We included 44 studies that enrolled 8602 patients. Periprocedural outcomes (mortality, amputation, major adverse cardiac events) were similar across treatment modalities. Overall, patients with infrapopliteal disease had higher patency rates of great saphenous vein graft at 1 and 2 years (primary: 87%, 78%; secondary: 94%, 87%, respectively) compared with all other interventions. Prosthetic bypass outcomes were notably inferior to vein bypass in terms of amputation and patency outcomes, especially for below knee targets at 2 years and beyond. Drug-eluting stents demonstrated improved patency over bare-metal stents in infrapopliteal arteries (primary patency: 73% vs 50% at 1 year), and was at least comparable to balloon angioplasty (66% primary patency). Survival, major amputation, and amputation-free survival at 2 years were broadly similar between endovascular interventions and vein bypass, with prosthetic bypass having higher rates of limb loss. Overall, the included studies were at moderate to high risk of bias and the quality of evidence was low.
There are major limitations in the current state of evidence guiding treatment decisions in CLTI, particularly for severe anatomic patterns of disease treated via endovascular means. Periprocedural (30-day) mortality, amputation, and major adverse cardiac events are broadly similar across modalities. Patency rates are highest for saphenous vein bypass, whereas both patency and limb salvage are markedly inferior for prosthetic grafting to below the knee targets. Among endovascular interventions, percutaneous transluminal angioplasty and drug-eluting stents appear comparable for focal infrapopliteal disease, although no studies included long segment tibial lesions. Heterogeneity in patient risk, severity of limb threat, and anatomy treated renders direct comparison of outcomes from the current literature challenging. Future studies should incorporate both limb severity and anatomic staging to best guide clinical decision making in CLTI.

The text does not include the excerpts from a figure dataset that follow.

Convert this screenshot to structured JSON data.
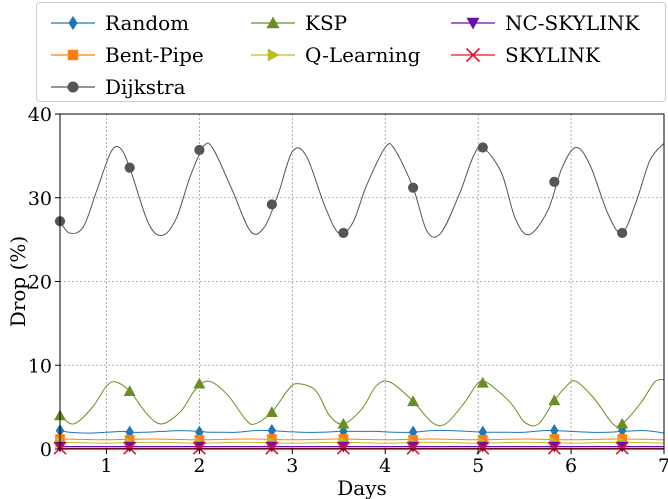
{
  "chart_data": {
    "type": "line",
    "xlabel": "Days",
    "ylabel": "Drop (%)",
    "xlim": [
      0.5,
      7
    ],
    "ylim": [
      0,
      40
    ],
    "xticks": [
      "1",
      "2",
      "3",
      "4",
      "5",
      "6",
      "7"
    ],
    "yticks": [
      "0",
      "10",
      "20",
      "30",
      "40"
    ],
    "grid": true,
    "legend_position": "top",
    "series": [
      {
        "name": "Random",
        "color": "#1f77b4",
        "marker": "diamond",
        "x": [
          0.5,
          0.6,
          0.8,
          1.0,
          1.2,
          1.25,
          1.4,
          1.6,
          1.8,
          2.0,
          2.1,
          2.2,
          2.4,
          2.6,
          2.78,
          2.9,
          3.1,
          3.3,
          3.5,
          3.55,
          3.7,
          3.9,
          4.1,
          4.3,
          4.5,
          4.7,
          4.9,
          5.05,
          5.3,
          5.5,
          5.7,
          5.82,
          6.0,
          6.2,
          6.4,
          6.55,
          6.8,
          7.0
        ],
        "y": [
          2.2,
          2.0,
          1.9,
          2.0,
          2.1,
          2.0,
          2.0,
          2.1,
          2.2,
          2.1,
          2.0,
          2.0,
          2.0,
          2.2,
          2.2,
          2.1,
          2.0,
          2.0,
          2.1,
          2.1,
          2.1,
          2.1,
          2.0,
          2.0,
          2.2,
          2.2,
          2.1,
          2.0,
          2.0,
          2.0,
          2.2,
          2.2,
          2.1,
          2.0,
          2.0,
          2.1,
          2.2,
          1.9
        ],
        "marker_x": [
          0.5,
          1.25,
          2.0,
          2.78,
          3.55,
          4.3,
          5.05,
          5.82,
          6.55
        ],
        "marker_y": [
          2.2,
          2.0,
          2.0,
          2.2,
          2.1,
          2.0,
          2.0,
          2.2,
          2.2
        ]
      },
      {
        "name": "Bent-Pipe",
        "color": "#ff7f0e",
        "marker": "square",
        "x": [
          0.5,
          1.0,
          1.5,
          2.0,
          2.5,
          3.0,
          3.5,
          4.0,
          4.5,
          5.0,
          5.5,
          6.0,
          6.5,
          7.0
        ],
        "y": [
          1.2,
          1.1,
          1.2,
          1.1,
          1.2,
          1.1,
          1.2,
          1.1,
          1.2,
          1.1,
          1.2,
          1.1,
          1.2,
          1.1
        ],
        "marker_x": [
          0.5,
          1.25,
          2.0,
          2.78,
          3.55,
          4.3,
          5.05,
          5.82,
          6.55
        ],
        "marker_y": [
          1.2,
          1.1,
          1.1,
          1.2,
          1.2,
          1.1,
          1.1,
          1.2,
          1.2
        ]
      },
      {
        "name": "Dijkstra",
        "color": "#555555",
        "marker": "circle",
        "x": [
          0.5,
          0.6,
          0.75,
          0.9,
          1.05,
          1.15,
          1.25,
          1.45,
          1.6,
          1.75,
          1.9,
          2.05,
          2.15,
          2.35,
          2.55,
          2.7,
          2.85,
          3.0,
          3.15,
          3.35,
          3.5,
          3.65,
          3.8,
          4.0,
          4.1,
          4.3,
          4.45,
          4.6,
          4.8,
          4.95,
          5.05,
          5.25,
          5.4,
          5.55,
          5.75,
          5.9,
          6.05,
          6.2,
          6.4,
          6.55,
          6.7,
          6.85,
          7.0
        ],
        "y": [
          27.2,
          25.8,
          26.5,
          31.0,
          35.5,
          35.9,
          33.6,
          27.0,
          25.5,
          27.5,
          32.5,
          36.2,
          35.8,
          31.0,
          26.0,
          26.5,
          30.5,
          35.5,
          35.0,
          29.0,
          25.8,
          27.0,
          31.5,
          36.0,
          35.8,
          31.2,
          26.0,
          25.8,
          30.5,
          35.0,
          36.0,
          33.0,
          27.5,
          25.6,
          28.5,
          33.5,
          36.0,
          34.0,
          28.0,
          25.8,
          29.5,
          34.5,
          36.5
        ],
        "marker_x": [
          0.5,
          1.25,
          2.0,
          2.78,
          3.55,
          4.3,
          5.05,
          5.82,
          6.55
        ],
        "marker_y": [
          27.2,
          33.6,
          35.7,
          29.2,
          25.8,
          31.2,
          36.0,
          31.9,
          25.8
        ]
      },
      {
        "name": "KSP",
        "color": "#6b8e23",
        "marker": "triangle-up",
        "x": [
          0.5,
          0.65,
          0.85,
          1.0,
          1.1,
          1.25,
          1.45,
          1.6,
          1.8,
          1.95,
          2.1,
          2.3,
          2.5,
          2.6,
          2.78,
          2.95,
          3.05,
          3.25,
          3.4,
          3.55,
          3.75,
          3.9,
          4.05,
          4.3,
          4.5,
          4.65,
          4.85,
          5.0,
          5.1,
          5.35,
          5.5,
          5.65,
          5.82,
          5.95,
          6.05,
          6.25,
          6.45,
          6.55,
          6.75,
          6.9,
          7.0
        ],
        "y": [
          4.0,
          3.0,
          5.0,
          7.5,
          8.0,
          6.9,
          4.0,
          3.0,
          4.5,
          7.0,
          8.1,
          6.5,
          3.5,
          3.0,
          4.4,
          7.0,
          7.8,
          7.0,
          4.0,
          3.0,
          4.8,
          7.5,
          8.0,
          5.7,
          3.2,
          3.0,
          5.5,
          7.9,
          7.9,
          5.5,
          3.2,
          3.0,
          5.8,
          7.5,
          8.1,
          6.0,
          3.0,
          3.0,
          5.5,
          8.0,
          8.3
        ],
        "marker_x": [
          0.5,
          1.25,
          2.0,
          2.78,
          3.55,
          4.3,
          5.05,
          5.82,
          6.55
        ],
        "marker_y": [
          4.0,
          6.9,
          7.8,
          4.4,
          3.0,
          5.7,
          7.9,
          5.8,
          3.0
        ]
      },
      {
        "name": "Q-Learning",
        "color": "#bcbd22",
        "marker": "triangle-right",
        "x": [
          0.5,
          1.0,
          1.5,
          2.0,
          2.5,
          3.0,
          3.5,
          4.0,
          4.5,
          5.0,
          5.5,
          6.0,
          6.5,
          7.0
        ],
        "y": [
          0.8,
          0.7,
          0.8,
          0.7,
          0.8,
          0.7,
          0.8,
          0.7,
          0.8,
          0.7,
          0.8,
          0.7,
          0.8,
          0.7
        ],
        "marker_x": [
          0.5,
          1.25,
          2.0,
          2.78,
          3.55,
          4.3,
          5.05,
          5.82,
          6.55
        ],
        "marker_y": [
          0.8,
          0.7,
          0.7,
          0.8,
          0.8,
          0.7,
          0.7,
          0.8,
          0.8
        ]
      },
      {
        "name": "NC-SKYLINK",
        "color": "#6a0dad",
        "marker": "triangle-down",
        "x": [
          0.5,
          1.0,
          1.5,
          2.0,
          2.5,
          3.0,
          3.5,
          4.0,
          4.5,
          5.0,
          5.5,
          6.0,
          6.5,
          7.0
        ],
        "y": [
          0.3,
          0.3,
          0.3,
          0.3,
          0.3,
          0.3,
          0.3,
          0.3,
          0.3,
          0.3,
          0.3,
          0.3,
          0.3,
          0.3
        ],
        "marker_x": [
          0.5,
          1.25,
          2.0,
          2.78,
          3.55,
          4.3,
          5.05,
          5.82,
          6.55
        ],
        "marker_y": [
          0.3,
          0.3,
          0.3,
          0.3,
          0.3,
          0.3,
          0.3,
          0.3,
          0.3
        ]
      },
      {
        "name": "SKYLINK",
        "color": "#e8112d",
        "marker": "x",
        "x": [
          0.5,
          1.0,
          1.5,
          2.0,
          2.5,
          3.0,
          3.5,
          4.0,
          4.5,
          5.0,
          5.5,
          6.0,
          6.5,
          7.0
        ],
        "y": [
          0.1,
          0.1,
          0.1,
          0.1,
          0.1,
          0.1,
          0.1,
          0.1,
          0.1,
          0.1,
          0.1,
          0.1,
          0.1,
          0.1
        ],
        "marker_x": [
          0.5,
          1.25,
          2.0,
          2.78,
          3.55,
          4.3,
          5.05,
          5.82,
          6.55
        ],
        "marker_y": [
          0.1,
          0.1,
          0.1,
          0.1,
          0.1,
          0.1,
          0.1,
          0.1,
          0.1
        ]
      }
    ]
  }
}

在下肢慢性肢体威胁性缺血(CLTI)的血运重建中,最佳策略仍存在争议。比较性试验较少,日常决策通常是基于传闻或低质量的证据做出的。
我们通过 2017 年 5 月 7 日搜索了多个数据库,以寻找至少有 1 年随访的前瞻性研究,这些研究评估了 CLTI 成人下肢血运重建术患者相关结局。独立的审查员对文章进行选择和数据提取。使用随机效应荟萃分析汇总研究结果。

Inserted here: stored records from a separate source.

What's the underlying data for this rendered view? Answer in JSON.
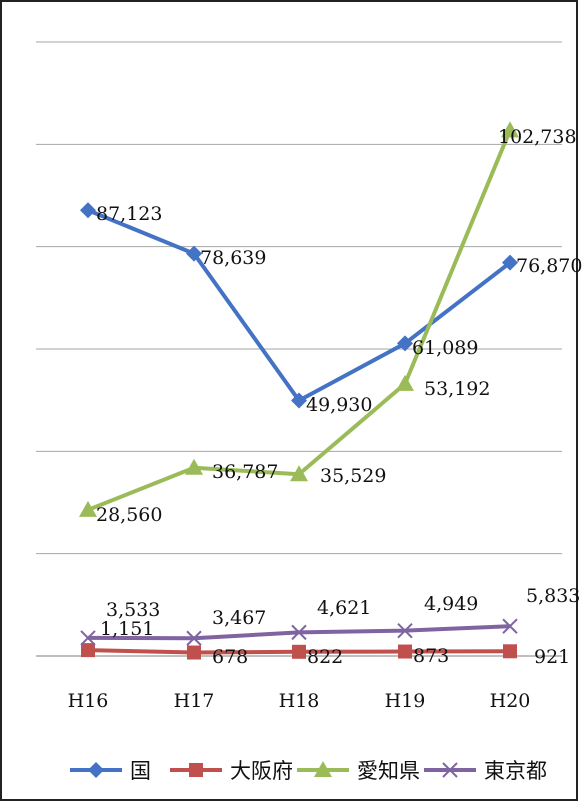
{
  "chart_data": {
    "type": "line",
    "categories": [
      "H16",
      "H17",
      "H18",
      "H19",
      "H20"
    ],
    "series": [
      {
        "name": "国",
        "color": "#4472c4",
        "marker": "diamond",
        "values": [
          87123,
          78639,
          49930,
          61089,
          76870
        ],
        "labels": [
          "87,123",
          "78,639",
          "49,930",
          "61,089",
          "76,870"
        ]
      },
      {
        "name": "大阪府",
        "color": "#c0504d",
        "marker": "square",
        "values": [
          1151,
          678,
          822,
          873,
          921
        ],
        "labels": [
          "1,151",
          "678",
          "822",
          "873",
          "921"
        ]
      },
      {
        "name": "愛知県",
        "color": "#9bbb59",
        "marker": "triangle",
        "values": [
          28560,
          36787,
          35529,
          53192,
          102738
        ],
        "labels": [
          "28,560",
          "36,787",
          "35,529",
          "53,192",
          "102,738"
        ]
      },
      {
        "name": "東京都",
        "color": "#8064a2",
        "marker": "x",
        "values": [
          3533,
          3467,
          4621,
          4949,
          5833
        ],
        "labels": [
          "3,533",
          "3,467",
          "4,621",
          "4,949",
          "5,833"
        ]
      }
    ],
    "ylim": [
      0,
      120000
    ],
    "ytick_step": 20000,
    "grid": true,
    "legend_position": "bottom",
    "title": "",
    "xlabel": "",
    "ylabel": ""
  }
}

我们纳入了 44 项研究,共纳入 8602 例患者。围手术期结局(死亡率、截肢率、主要不良心脏事件)在治疗方式之间相似。总体而言,与所有其他干预措施相比,有腘下病变的患者大隐静脉移植物通畅率在 1 年和 2 年时更高(一级通畅率:87%,78%;二级通畅率:94%,87%)。人造旁路的结果在截肢和通畅率方面明显劣于静脉旁路,尤其是在 2 年及以后的膝下靶标。药物洗脱支架在腘下动脉中的通畅率优于裸金属支架(1 年时一级通畅率为 73%,而 50%),与球囊血管成形术至少相当(66%一级通畅率)。2 年时的生存率、主要截肢率和无截肢生存率在血管内介入治疗和静脉旁路之间大致相似,但人造旁路的肢体丢失率更高。总体而言,纳入的研究存在中度至高度偏倚风险,证据质量较低。
在指导 CLTI 治疗决策的当前证据状态中存在重大局限性,特别是对于通过血管内手段治疗的严重解剖病变模式。围手术期(30 天)死亡率、截肢率和主要不良心脏事件在各种方式之间大致相似。大隐静脉旁路的通畅率最高,而人造移植物在膝下靶标以下的通畅率和肢体存活率明显较差。在血管内介入治疗中,经皮腔内血管成形术和药物洗脱支架似乎对腘下病变的疗效相当,尽管没有研究纳入长段胫骨病变。患者风险、肢体威胁严重程度和治疗的解剖分期的差异使得很难直接比较当前文献中的结果。未来的研究应同时考虑肢体严重程度和解剖分期,以最好地指导 CLTI 的临床决策。